Юрисдикции мирового судьи подлежали гражданские дела с исками на сумму не более 500 рублей, о личных обидах и оскорблениях, о восстановлении нарушенного владения; дела по обвинению в проступках, наказанием за которые могли быть выговор, штраф не выше 300 рублей, арест на срок не более трёх месяцев, заключение в тюрьму на срок не более года. При этом, гласил § 124 Устава уголовного судопроизводства 1864 года, «приговор мирового судьи считается окончательным, когда им определяются: внушение, замечание или выговор, денежное взыскание не свыше пятнадцати рублей с одного лица или арест не свыше трёх дней, и когда вознаграждение за вред или убытки не превышает тридцати рублей». При согласии сторон мировой судья мог решать также дела по искам без ограничения размера нанесённого ущерба или стоимости спорного имущества или договора. Плата за подачу прошения не взималась, какой-либо письменный документ не требовался — истец мог устно изложить суть своей претензии. Задачей введения института мировых судей было упрощение процесса судопроизводства, облегчение доступа малограмотного крестьянского населения страны к правосудию, легальной защите своих интересов и удовлетворению законных требований. В сущности, отчасти шла речь о добровольной помощи крупных землевладельцев крестьянам в решении юридических вопросов. В этом смысле и имущественная квота выглядит разумной — она делала сомнительной какую-либо личную заинтересованность мирового судьи в решении того или иного дела; выборность же уездным земским собранием, в котором присутствовали и гласные от крестьян, снижала риск избрания недостойных, не пользующихся доверием «лучших людей» уезда. Но у этого института с самого начала были спорные стороны, которые быстро проявились.

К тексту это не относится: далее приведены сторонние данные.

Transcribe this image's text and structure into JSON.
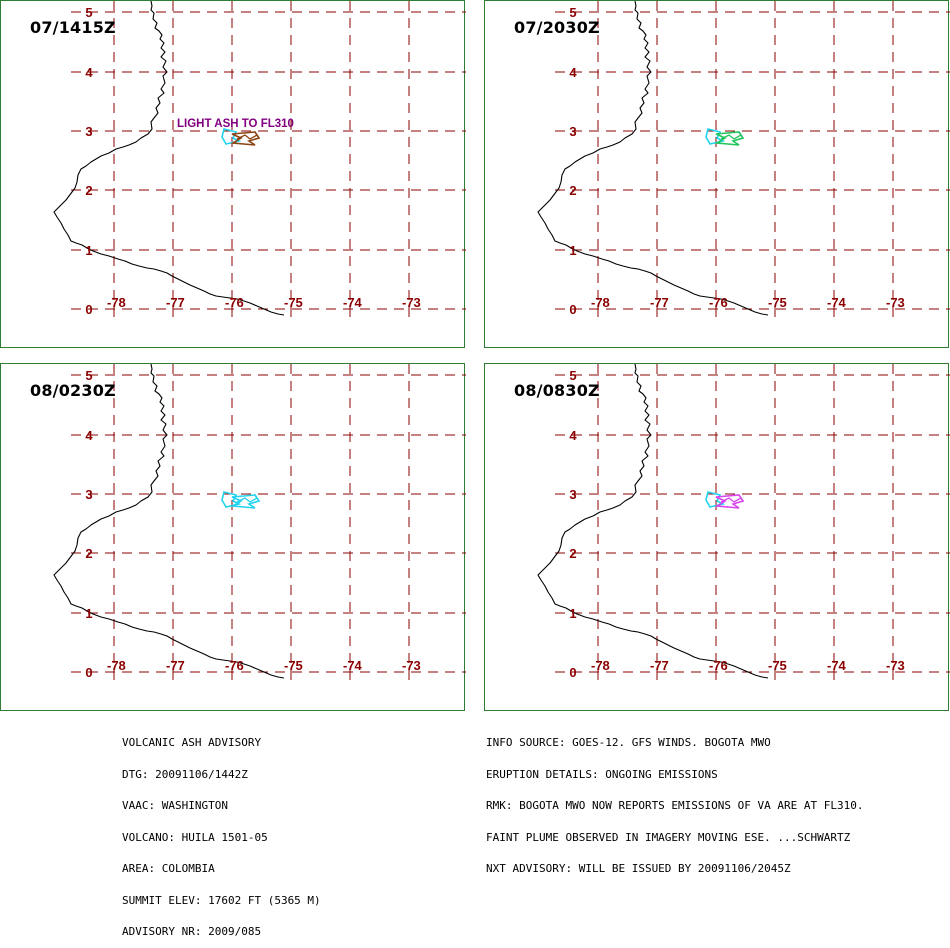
{
  "panels": [
    {
      "time": "07/1415Z",
      "annotation": "LIGHT ASH TO FL310",
      "forecast_color": "#8b4513"
    },
    {
      "time": "07/2030Z",
      "annotation": "",
      "forecast_color": "#22c55e"
    },
    {
      "time": "08/0230Z",
      "annotation": "",
      "forecast_color": "#22d3ee"
    },
    {
      "time": "08/0830Z",
      "annotation": "",
      "forecast_color": "#d946ef"
    }
  ],
  "axes": {
    "lon_labels": [
      "-78",
      "-77",
      "-76",
      "-75",
      "-74",
      "-73"
    ],
    "lat_labels": [
      "0",
      "1",
      "2",
      "3",
      "4",
      "5"
    ]
  },
  "colors": {
    "grid": "#8b0000",
    "border": "#2e7d32",
    "observed_ash": "#22d3ee",
    "annotation": "#800080",
    "coast": "#000000"
  },
  "advisory": {
    "lines": [
      "VOLCANIC ASH ADVISORY",
      "DTG: 20091106/1442Z",
      "VAAC: WASHINGTON",
      "VOLCANO: HUILA 1501-05",
      "AREA: COLOMBIA",
      "SUMMIT ELEV: 17602 FT (5365 M)",
      "ADVISORY NR: 2009/085"
    ]
  },
  "info": {
    "lines": [
      "INFO SOURCE: GOES-12. GFS WINDS. BOGOTA MWO",
      "ERUPTION DETAILS: ONGOING EMISSIONS",
      "RMK: BOGOTA MWO NOW REPORTS EMISSIONS OF VA ARE AT FL310.",
      "FAINT PLUME OBSERVED IN IMAGERY MOVING ESE. ...SCHWARTZ",
      "NXT ADVISORY: WILL BE ISSUED BY 20091106/2045Z"
    ]
  }
}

Фет избирался, как сейчас говорят, на соревновательной основе. Его соперником был бывший мировой посредник Александр Николаевич Менщиков, пользовавшийся уважением в уезде, но имевший репутацию радикала. Очевидно, Фет противостоял ему как разумный консерватор. Сам он, однако, приписывал своё решение баллотироваться неизжитому либерализму или, скорее, наивной вере в реформы и лежащие в их основе принципы: «Но ведь и я сам, не будучи радикалом, был самым наивнейшим либералом до мозга костей. Не странно ли, что, постоянно толкуя Тургеневу о том, что в деле художественной критики выеденного яйца не дам за общественный приговор, — я в то же время с простодушием ребёнка верил в общественные выборы и приговоры. Более скептический Борисов старался охладить мой либеральный пыл, уверяя, что тут никаких общественных выборов не предстоит, а что всё заранее прилажено и приказано крестьянам мировыми посредниками, и таким образом, при такой решающей массе шаров, свободная борьба невозможна». В результате «правый» Фет, произнёсший целую речь против таких попыток давления, едва не прерванную из-за публики, пытавшейся её заглушить, победил подавляющим большинством голосов (23 — «за», 9 — «против»). «…Вскорости после выборов я уехал в Москву заказать мундир и купить необходимые для судебной практики книги и бланки. <…> По утверждении выборов назначено было распорядительное заседание, и неоконченные дела бывшего земского суда розданы по четырём участковым судьям, и я получил цепь третьего мирового участка, почти в центре которого приходилась Степановка, куда я и отправился, приискав письмоводителя, более или менее знакомого с канцелярскими формальностями»{458}
, — вспоминал Фет позднее. Можно было приступать к исполнению судебных обязанностей.Сетовавший в своих очерках «Из деревни» на отсутствие у крестьян уважения к законам, Фет не собирался в роли мирового судьи радикально способствовать изменению существующего положения дел. Программа, которой новоиспечённый мировой собирался руководствоваться, была умеренной. Незнание законов и правил судопроизводства его не смущало — он готов был всё это освоить; сделать это было не сложнее, чем превратиться в успешного сельского хозяина, не имея до сорока лет никакого отношения к земле. Более того, ему представлялось, что именно этого и требует дух реформы, привлекая к судебной деятельности свежего человека, не погрязшего в крючкотворстве и потому способного смотреть на всякое дело не как формалист, а как здравомыслящий человек.